Lexvo.org integrates important but scattered data sets and code tables into the linked data cloud. The quality of the source data can vary depending on the origin, the quality of Lexvo.org lies in the mapping from one the other which is sound. Some of the data sets and code tables are updated regularly. The paper contains a sketch of how the update process of lexvo.org works. More details would be interesting, i.e., how is dealt with deprecated codes especially splits, but maybe in a next paper.

(2) Usefulness

The current integrated set of data sources and code tables is very powerful en functions already as a hub between other linguistic data sources. The paper mentions several of these users. Some metrics and statistics on this connectivity will strengthen these claims.

Furthermore some suggestion for additional entry points/data sets:

* many older resources still use SIL Ethnologue 14 (or older) language codes, using the code tables available at http://www.ethnologue.com/ its possible to create mappings from 14 to 15 and thus to ISO 639-3; making version 14 codes available would help link in older data sets

* I think an entry point of full @xml:lang tags (see http://tools.ietf.org/html/bcp47), e.g., "sr-Latn-RS" represents Serbian ('sr') written using Latin script ('Latn') as used in Serbia ('RS')" would be valuable to be able to follow the information available on the various parts without the need to understand BCP 47, i.e., it would enable easier linkage to any dataset using @xml:lang

(3) Clarity and completeness of the descriptions

In general the descriptions are clear. I think it would improve section 3.1.1, where the steps to construct a term URI are given, if a small example was added to see what is going on, e.g., just a result URL like http://lexvo.org/id/term/cmn/%E6%9C%8B%E5%8F%8B

Review #3
By John McCrae submitted on 02/Dec/2013
Review Comment:

This paper describes the lexvo.org resource, which is a high-quality resource and presents a depth and width of linguistic data that would make it highly useful for a wide-variety of users. The paper describes this data well and the authors have met all the criticisms from reviewers in the first round. As such I strongly recommend that this paper be accepted.

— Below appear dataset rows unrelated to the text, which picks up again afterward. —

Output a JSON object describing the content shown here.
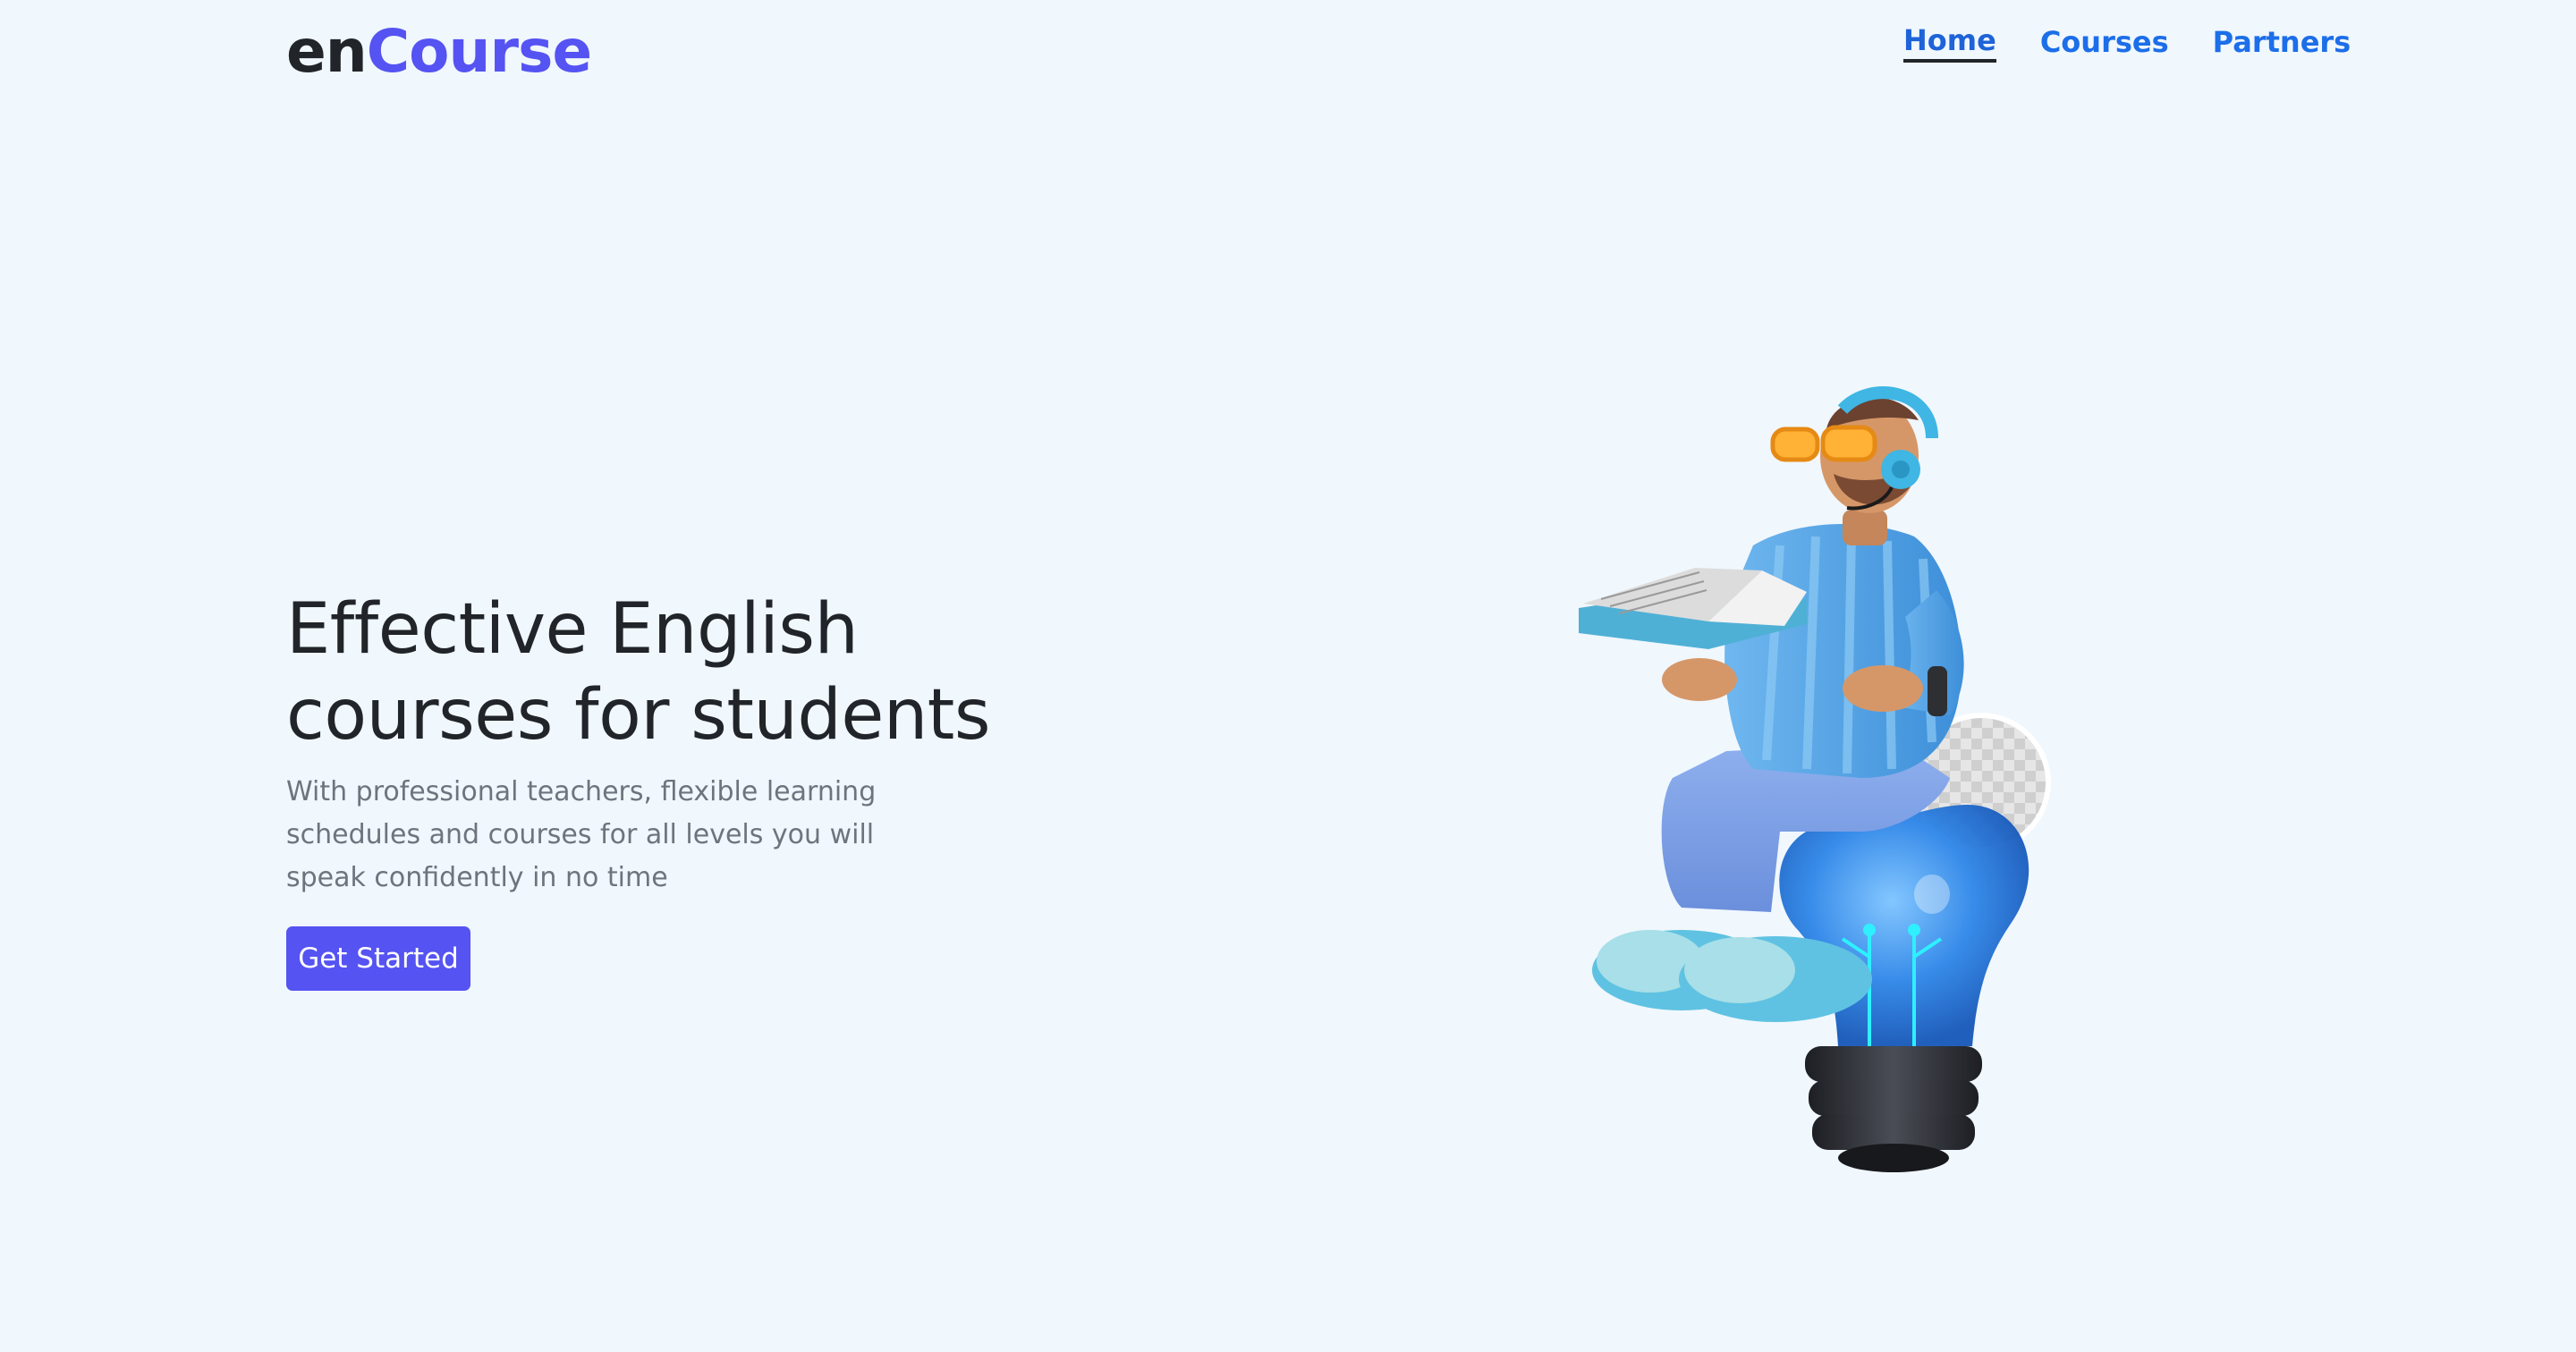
{
  "brand": {
    "prefix": "en",
    "accent": "Course",
    "accent_color": "#5553f2"
  },
  "nav": {
    "items": [
      {
        "label": "Home",
        "active": true
      },
      {
        "label": "Courses",
        "active": false
      },
      {
        "label": "Partners",
        "active": false
      }
    ],
    "link_color": "#1c6ee9"
  },
  "hero": {
    "title_line1": "Effective English",
    "title_line2": "courses for students",
    "description_line1": "With professional teachers, flexible learning",
    "description_line2": "schedules and courses for all levels you will",
    "description_line3": "speak confidently in no time",
    "cta_label": "Get Started",
    "cta_color": "#5553f2",
    "illustration": "student-on-lightbulb-illustration"
  },
  "colors": {
    "background": "#f0f7fd",
    "text": "#212529",
    "muted": "#6c757d"
  }
}
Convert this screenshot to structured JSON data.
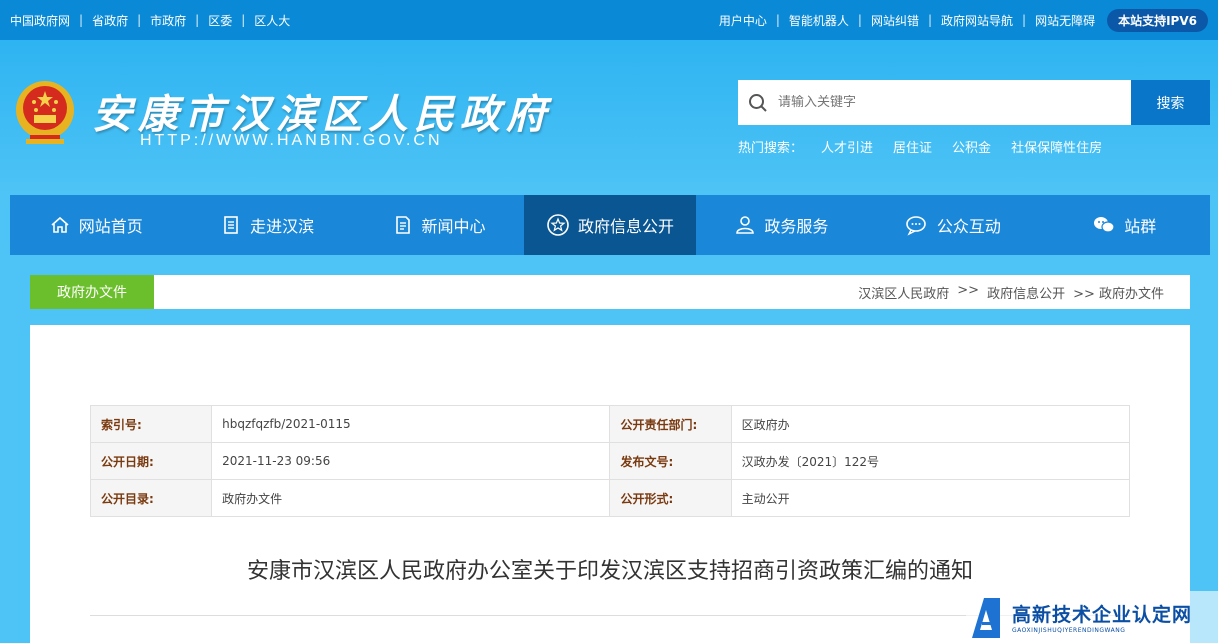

I have a few minor issues that should be clarified in the final version of the paper:

s2.3: Do the authors define what language families are from their own research or is this data drawn from ISO 639-5?
s3.1: What exactly does the Java API do over the linked data interface? Are there expected to be implementations for other languages?
s5: "fairly up-to-date"... could the authors provide the exact update frequency of the resource?

Finally, the references section of the paper is sadly a mess. Here are some of the issues

Use full names for conferences: 1,3,6,8,14,23
Include pagination: 1,3,6,10,14,17,23
Capitalize titles correctly: 2,21,22,24
Include first names: 13, 16, 19
5 has no conference
18 has no publisher
21 is "in collection" but should be proceedings
20 - Please cite lemon as:
McCrae, John, Guadalupe Aguado-de-Cea, Paul Buitelaar, Philipp Cimiano, Thierry Declerck, Asunción Gómez-Pérez, Jorge Gracia et al. "Interchanging lexical resources on the semantic web." Language Resources and Evaluation 46, no. 4 (2012): 701-719.